Kurdish officials ban flights returning failed asylum seekers from UK

This article is more than 13 years old
Flights redirected to Baghdad after political objections and local protests

Home Office deportation flights are being prevented from taking failed asylum seekers directly to northern Iraq because of a diplomatic dispute with the Kurdish regional government (KRG).

A ban has in effect been placed on incoming flights from the UK landing forcibly returned Kurds at the regional airport in Irbil. Political objections and local protests have led to the UK Border Agency redirecting the planes to Baghdad.

Another round-up of failed Iraqi asylum seekers has been ordered in the past week. At least 60 people are now being held at Colnbrook detention centre, near Heathrow, awaiting removal by charter flight. Those about to be deported have been given tickets dated 1 or 6 September.

Thousands of Iraqi refugees remain in Britain, many having arrived before the 2003 invasion when Saddam Hussein was persecuting the Kurds.

The Home Office's forced repatriation of asylum seekers denied permission to remain in Britain has been diplomatically fraught. The first flight to Baghdad last year led to airport officials in the Iraqi capital refusing to accept all but a handful of passengers. Most were denied entry and sent back to the UK.

To assuage political sensitivities, Iraqi interior ministry officials are permitted the unusual privilege of interviewing and screening detained asylum seekers in UK detention centres to confirm they will accept each individual.

The UK policy of sending deportees back to, or through, the central provinces of Iraq, which include Baghdad, is in defiance of guidelines issued by the United Nations high commissioner for refugees, which warns that the area remains unsafe due to suicide bombs and attacks by al-Qaida militants.

One Iraqi deported from the UK was killed by a car bomb in Kirkuk in 2007. The continuing violence claimed more than 60 lives following a series of co-ordinated blasts in Iraqi cities during just one day – 25 August – last week.

The KRG, the semi-autonomous administration that runs the Kurdistan region of north-east Iraq, controls its own militia. For many years, it has objected to forcible returns of failed asylum seekers from western European countries, threatening to withdraw diplomatic co-operation.
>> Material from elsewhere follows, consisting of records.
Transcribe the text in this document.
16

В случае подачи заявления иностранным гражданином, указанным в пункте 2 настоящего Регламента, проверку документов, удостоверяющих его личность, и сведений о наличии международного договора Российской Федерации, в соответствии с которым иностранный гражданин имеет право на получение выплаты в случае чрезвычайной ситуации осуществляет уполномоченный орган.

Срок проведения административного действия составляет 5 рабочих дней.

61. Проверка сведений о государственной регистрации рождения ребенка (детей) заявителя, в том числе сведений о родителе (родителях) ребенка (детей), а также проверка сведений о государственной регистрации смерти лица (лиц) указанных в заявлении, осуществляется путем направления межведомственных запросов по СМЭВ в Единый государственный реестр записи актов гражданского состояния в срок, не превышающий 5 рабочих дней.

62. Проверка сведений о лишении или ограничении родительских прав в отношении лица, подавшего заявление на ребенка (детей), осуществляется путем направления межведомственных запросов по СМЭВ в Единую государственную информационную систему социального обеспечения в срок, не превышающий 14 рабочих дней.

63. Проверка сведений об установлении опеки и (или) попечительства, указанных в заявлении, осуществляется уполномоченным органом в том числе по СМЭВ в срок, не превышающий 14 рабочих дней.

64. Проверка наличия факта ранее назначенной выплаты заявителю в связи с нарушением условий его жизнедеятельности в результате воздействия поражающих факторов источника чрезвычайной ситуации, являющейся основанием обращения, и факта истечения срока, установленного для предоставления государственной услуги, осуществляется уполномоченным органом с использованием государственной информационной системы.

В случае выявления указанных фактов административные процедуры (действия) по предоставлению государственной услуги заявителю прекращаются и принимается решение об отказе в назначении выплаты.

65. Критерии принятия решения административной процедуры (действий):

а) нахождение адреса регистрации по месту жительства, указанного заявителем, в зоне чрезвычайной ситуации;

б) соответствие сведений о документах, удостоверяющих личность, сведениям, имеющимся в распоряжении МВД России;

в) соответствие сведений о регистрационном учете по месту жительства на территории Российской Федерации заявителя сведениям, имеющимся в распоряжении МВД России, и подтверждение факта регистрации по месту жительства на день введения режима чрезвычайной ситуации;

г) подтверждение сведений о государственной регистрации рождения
Many deportation flights from the UK have nonetheless been sent to Iribil; on the first flights deportees were ordered to wear flak jackets for their return to what was deemed a safe country.

An official at the KRG representative office in London said: "The KRG has asked the British government to send only those people who want to go back. It is opposed to forcible deportations."

The last UK deportation flight to Kurdistan was about five months ago. The Home Office now accepts that it will have to send Kurdish Iraqis back via Baghdad unless the KRG agrees to reopen direct flights.

The border agency told the Guardian: "UKBA only ever returns those who both the agency and the courts are satisfied do not need our protection and refuse to leave voluntarily.

"Currently we have agreement with the government of Iraq to return all Iraqi citizens to Baghdad. We make arrangements for those who require onward travel to their home towns, and this includes those travelling to the KR [Kurdish region].

"These arrangements worked well on the recent charter flights to Baghdad and we are confident they will continue to do so."

Political opposition to forcible deportations has been led by the International Federation of Iraqi Refugees, which has organised protests both in western European countries and within Kurdistan.

More than 2 million Iraqis fled the sectarian violence which erupted after the 2003 invasion. Most sought sanctuary in neighbouring Arab states but many were attracted by the opportunities of employment in the EU.

Richard Whittel, of the Coalition to Stop Deportations to Iraq, said: "It is inspiring that popular pressure in Kurdistan forced the government there to take a stand against these deportations but disturbing that our government persists with them, pandering to the myth that immigration is to blame for the country's problems."

Among the common complaints raised by opponents of forced removals have been persistent allegations that failed asylum seekers are mistreated by security guards when they are forced on to planes in Britain for flights back to Iraq.